Di kesempatan yang sama, AHY menyebut dirinya memiliki banyak kenangan dengan sang nenek. AHY bersyukur bisa memiliki banyak waktu bersama dengan sang nenek.

"Saya dan keluarga juga pernah tinggal bersama di Cijantung waktu itu, jadi tahu persis bahwa Ibu Ageng, Ibu Sarwo Edhie ini adalah sosok yang sangat penyayang, benar-benar mendorong keluarganya, anak-anak, dan cucu-cucunya untuk maju, sukses dalam pendidikan, sukses dalam karier, selalu mendoakan, selalu puasa untuk keberhasilan kita, dan seterusnya," kenang AHY.

Selain itu, AHY juga mengingat sosok almarhumah sebagai sosok yang luar biasa, sebagai seorang istri dari prajurit yang mengemban berbagai tugas perjuangan. "Yang jelas, beliau adalah seorang pejuang dan wanita tangguh yang mendampingi Pak Sarwo Edhie semasa hidupnya selama berjuang, dan sampai akhir hayatnya.
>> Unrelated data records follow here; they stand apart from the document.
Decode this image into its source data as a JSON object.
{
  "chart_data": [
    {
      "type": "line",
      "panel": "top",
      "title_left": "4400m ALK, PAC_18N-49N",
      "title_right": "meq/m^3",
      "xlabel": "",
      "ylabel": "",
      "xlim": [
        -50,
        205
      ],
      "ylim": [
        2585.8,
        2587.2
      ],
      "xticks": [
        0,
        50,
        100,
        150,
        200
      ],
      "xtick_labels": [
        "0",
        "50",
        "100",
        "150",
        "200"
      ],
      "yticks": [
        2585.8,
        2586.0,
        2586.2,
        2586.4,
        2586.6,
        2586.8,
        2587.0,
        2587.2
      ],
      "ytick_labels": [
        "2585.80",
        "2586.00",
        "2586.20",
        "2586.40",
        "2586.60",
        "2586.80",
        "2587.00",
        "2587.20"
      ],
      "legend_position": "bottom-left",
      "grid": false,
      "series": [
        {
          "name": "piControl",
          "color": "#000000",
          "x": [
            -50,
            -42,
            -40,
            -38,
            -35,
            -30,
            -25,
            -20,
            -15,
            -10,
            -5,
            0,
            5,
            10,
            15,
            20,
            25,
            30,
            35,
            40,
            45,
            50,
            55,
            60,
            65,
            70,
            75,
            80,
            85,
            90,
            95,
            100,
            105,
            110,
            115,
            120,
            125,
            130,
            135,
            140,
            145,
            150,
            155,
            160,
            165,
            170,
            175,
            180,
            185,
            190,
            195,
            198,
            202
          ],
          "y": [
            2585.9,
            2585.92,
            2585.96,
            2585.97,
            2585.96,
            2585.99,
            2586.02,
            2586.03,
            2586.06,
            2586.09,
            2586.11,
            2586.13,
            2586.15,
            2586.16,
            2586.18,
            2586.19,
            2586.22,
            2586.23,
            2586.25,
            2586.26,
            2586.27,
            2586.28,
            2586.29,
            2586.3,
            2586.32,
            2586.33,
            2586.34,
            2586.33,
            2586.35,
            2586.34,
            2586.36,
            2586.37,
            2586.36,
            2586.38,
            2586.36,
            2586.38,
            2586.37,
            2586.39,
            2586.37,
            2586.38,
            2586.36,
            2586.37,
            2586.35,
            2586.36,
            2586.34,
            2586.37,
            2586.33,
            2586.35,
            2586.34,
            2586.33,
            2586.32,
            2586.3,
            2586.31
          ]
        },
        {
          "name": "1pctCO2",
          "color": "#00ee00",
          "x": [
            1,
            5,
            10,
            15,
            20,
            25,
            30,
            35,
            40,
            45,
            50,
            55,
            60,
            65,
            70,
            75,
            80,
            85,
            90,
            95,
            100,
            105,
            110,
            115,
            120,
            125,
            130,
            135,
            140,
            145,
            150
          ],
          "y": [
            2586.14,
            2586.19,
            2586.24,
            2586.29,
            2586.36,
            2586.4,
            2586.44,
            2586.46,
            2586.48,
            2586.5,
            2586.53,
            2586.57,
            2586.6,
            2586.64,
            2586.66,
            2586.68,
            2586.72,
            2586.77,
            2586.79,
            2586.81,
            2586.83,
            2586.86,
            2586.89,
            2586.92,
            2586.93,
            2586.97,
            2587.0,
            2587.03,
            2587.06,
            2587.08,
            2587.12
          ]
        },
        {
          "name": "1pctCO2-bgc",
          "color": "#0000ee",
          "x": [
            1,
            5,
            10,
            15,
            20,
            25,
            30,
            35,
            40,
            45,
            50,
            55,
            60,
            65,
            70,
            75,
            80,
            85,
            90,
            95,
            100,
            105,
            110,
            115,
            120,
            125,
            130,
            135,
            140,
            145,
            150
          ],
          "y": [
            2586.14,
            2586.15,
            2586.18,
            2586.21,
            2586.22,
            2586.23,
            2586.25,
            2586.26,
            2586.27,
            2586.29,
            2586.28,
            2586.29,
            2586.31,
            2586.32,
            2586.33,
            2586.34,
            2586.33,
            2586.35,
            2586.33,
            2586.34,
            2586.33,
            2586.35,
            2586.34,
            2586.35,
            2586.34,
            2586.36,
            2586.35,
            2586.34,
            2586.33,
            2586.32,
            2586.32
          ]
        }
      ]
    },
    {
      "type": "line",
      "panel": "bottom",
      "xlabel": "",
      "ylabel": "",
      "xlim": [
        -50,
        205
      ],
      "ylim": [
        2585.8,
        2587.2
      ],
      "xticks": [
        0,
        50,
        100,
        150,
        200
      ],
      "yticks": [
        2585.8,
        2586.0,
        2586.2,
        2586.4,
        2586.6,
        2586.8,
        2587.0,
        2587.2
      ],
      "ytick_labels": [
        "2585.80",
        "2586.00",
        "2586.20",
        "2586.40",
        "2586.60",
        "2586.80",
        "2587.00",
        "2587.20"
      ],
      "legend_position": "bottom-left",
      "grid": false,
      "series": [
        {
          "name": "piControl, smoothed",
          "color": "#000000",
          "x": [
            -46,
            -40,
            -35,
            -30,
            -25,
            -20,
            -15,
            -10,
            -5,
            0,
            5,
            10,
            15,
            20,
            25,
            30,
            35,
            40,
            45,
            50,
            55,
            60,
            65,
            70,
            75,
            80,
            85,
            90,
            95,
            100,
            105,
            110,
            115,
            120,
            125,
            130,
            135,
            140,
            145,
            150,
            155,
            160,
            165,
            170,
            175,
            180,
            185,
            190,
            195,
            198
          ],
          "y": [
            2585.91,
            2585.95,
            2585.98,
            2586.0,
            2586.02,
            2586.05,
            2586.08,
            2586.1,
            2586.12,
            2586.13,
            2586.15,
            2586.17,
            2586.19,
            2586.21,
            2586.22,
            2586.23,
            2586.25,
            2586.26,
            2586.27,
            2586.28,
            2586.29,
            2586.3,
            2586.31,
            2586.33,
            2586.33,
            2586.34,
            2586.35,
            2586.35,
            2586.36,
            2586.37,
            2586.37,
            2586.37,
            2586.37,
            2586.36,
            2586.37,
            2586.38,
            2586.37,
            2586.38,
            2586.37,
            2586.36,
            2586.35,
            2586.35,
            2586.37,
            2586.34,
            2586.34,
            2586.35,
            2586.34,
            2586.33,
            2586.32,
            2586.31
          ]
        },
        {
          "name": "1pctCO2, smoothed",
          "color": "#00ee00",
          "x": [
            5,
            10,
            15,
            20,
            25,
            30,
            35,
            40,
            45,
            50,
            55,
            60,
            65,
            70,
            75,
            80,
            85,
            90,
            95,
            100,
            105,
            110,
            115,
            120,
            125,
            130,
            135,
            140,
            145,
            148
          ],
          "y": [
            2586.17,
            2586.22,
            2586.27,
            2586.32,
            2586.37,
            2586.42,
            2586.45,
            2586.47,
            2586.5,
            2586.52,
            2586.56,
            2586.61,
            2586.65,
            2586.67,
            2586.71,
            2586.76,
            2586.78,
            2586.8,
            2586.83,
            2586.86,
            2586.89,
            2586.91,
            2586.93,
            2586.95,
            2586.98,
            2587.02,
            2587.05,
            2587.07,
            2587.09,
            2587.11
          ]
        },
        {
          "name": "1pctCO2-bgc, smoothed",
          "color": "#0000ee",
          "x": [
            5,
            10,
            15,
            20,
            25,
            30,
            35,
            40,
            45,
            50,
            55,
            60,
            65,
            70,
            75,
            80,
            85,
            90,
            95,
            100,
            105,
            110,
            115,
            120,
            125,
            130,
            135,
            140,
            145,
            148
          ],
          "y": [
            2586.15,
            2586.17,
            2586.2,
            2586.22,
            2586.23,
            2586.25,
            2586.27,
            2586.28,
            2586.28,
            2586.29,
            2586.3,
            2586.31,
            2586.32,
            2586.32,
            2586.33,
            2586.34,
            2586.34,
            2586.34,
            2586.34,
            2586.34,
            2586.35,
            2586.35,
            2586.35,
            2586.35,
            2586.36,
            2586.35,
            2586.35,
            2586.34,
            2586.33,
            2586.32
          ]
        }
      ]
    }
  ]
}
Jadi kami semua tentunya sangat kehilangan," ujarnya.

"Kami mengiringi kepergian beliau dengan doa yang tulus, semoga segala kebaikan amal ibadah beliau selama hidup mendapatkan tempat terbaik, tempat yang paling mulia di sisi Allah SWT," doa AHY.

Turut hadir dalam prosesi pemakaman, antara lain Wakil Presiden Republik Indonesia ke-11 Boediono beserta istri Herrawati, Bupati Kabupaten Purworejo Agus Bastian, Komandan Korem 072 Pamungkas Yogjakarta Brigjen TNI Avianto, putra-putri Almarhumah Ibu Ageng: Wijiasih Cahyasasi, Mastuti Rahayu, Wrahasti Cendrawasih, dan Hartanto Edhie Wibowo, Annisa Pohan, Edhie Baskoro Yudhoyono (EBY) dan Aliya Rajasa.